The goal of this laboratory is to experiment with hierarchical and discrete clustering and classification error estimation.

  1. Load the image for Nature 488, pp. 621-626 dataset.
  2. Use distance() function to compute JSD distance of the normalized microbiome data.
  3. Compute hierarchical clustering using Single, Average, and Complete linkage.
  4. Plot the dendrograms from 3.
  5. Use rect.hclust function to produce best discrete clusters from the dendrograms.
  6. Compute and plot cophenetic distance against the JSD distances computed in 2 for each of the hierarchical clusterings in 3.
  7. How well do the cophenetic distances represent the original distances?

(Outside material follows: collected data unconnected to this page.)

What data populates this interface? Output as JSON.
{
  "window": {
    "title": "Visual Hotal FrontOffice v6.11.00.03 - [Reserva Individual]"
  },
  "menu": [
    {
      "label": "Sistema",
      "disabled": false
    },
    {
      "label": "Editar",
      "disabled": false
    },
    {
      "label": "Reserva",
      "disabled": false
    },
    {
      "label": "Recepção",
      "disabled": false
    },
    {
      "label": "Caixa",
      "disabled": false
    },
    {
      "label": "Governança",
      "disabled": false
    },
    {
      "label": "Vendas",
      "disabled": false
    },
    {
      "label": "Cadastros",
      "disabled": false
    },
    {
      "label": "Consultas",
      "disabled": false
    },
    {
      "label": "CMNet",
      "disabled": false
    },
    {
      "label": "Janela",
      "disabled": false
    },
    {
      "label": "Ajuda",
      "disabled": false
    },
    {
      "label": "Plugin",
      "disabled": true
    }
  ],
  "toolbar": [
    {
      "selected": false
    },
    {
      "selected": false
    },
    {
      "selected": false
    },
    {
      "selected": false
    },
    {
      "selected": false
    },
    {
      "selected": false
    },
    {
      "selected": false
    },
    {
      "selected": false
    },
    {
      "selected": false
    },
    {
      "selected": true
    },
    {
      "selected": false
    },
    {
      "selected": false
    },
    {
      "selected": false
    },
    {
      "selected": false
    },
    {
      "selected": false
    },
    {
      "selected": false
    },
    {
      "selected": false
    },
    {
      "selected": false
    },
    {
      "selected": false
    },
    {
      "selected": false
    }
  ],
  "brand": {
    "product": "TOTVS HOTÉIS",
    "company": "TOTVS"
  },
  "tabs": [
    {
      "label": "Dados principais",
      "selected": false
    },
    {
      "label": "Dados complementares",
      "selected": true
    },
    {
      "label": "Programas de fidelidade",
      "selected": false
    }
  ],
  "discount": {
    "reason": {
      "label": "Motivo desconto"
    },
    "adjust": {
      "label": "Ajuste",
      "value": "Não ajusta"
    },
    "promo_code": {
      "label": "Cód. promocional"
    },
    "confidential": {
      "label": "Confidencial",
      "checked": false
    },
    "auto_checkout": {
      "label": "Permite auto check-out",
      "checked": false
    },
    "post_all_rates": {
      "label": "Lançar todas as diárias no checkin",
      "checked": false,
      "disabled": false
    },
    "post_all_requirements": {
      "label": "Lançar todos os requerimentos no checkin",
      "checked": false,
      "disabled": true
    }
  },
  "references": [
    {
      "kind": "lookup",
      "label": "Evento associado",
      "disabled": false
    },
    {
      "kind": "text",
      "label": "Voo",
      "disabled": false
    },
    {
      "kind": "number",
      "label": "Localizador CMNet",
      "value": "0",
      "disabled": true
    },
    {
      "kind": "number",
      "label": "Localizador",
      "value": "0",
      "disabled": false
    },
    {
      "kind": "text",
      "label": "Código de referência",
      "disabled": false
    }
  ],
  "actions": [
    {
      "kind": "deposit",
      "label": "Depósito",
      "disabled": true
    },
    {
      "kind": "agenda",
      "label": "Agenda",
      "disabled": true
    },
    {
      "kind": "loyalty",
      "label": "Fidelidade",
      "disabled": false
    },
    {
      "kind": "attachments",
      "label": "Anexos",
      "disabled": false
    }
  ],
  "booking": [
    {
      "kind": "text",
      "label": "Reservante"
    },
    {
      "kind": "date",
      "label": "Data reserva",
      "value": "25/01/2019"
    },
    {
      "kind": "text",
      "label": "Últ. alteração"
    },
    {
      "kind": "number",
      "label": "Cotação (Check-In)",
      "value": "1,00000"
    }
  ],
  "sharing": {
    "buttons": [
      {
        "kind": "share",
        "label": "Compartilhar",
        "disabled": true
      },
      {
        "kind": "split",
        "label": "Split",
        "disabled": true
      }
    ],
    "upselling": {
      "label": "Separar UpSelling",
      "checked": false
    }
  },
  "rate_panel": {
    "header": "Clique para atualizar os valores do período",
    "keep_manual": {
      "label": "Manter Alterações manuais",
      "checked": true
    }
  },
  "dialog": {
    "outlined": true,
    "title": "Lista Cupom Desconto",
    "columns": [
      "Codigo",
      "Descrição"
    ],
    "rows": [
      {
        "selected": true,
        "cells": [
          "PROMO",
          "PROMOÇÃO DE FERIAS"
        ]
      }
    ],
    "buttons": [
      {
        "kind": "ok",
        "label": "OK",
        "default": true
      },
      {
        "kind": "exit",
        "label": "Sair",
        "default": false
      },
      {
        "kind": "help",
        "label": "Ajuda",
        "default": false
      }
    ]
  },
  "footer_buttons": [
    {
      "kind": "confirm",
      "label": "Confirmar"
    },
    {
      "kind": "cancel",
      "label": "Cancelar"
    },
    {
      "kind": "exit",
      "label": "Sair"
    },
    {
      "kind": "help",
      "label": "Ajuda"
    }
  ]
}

Compute correlations.
  8. Use Partitioning around Medoids, pam, to cluster the JSD distances into two clusters.
  9. Test for association of the clusters with the Treatment and Location and variables.
  10. Compute the gap statistic plot to determine the optimal number of clusters for these data.
  11. Install and load the following packages: “randomForest”, “kernlab”, “ROCR”.
  12. Use the provided 6-fold cross validation functions (svm.kfoldAUC and rf.kfoldAUC) to estimate prediction accuracy in 100 repetitions using Phylum level data for:

A. Location; B. Antibiotic vs. Control within fecal samples; C. Antibiotic vs. Control within cecal samples.

Alternatively, use the “caret” package to accomplish the same.

  1. Report mean, and the upper 95% confidence interval for AUC.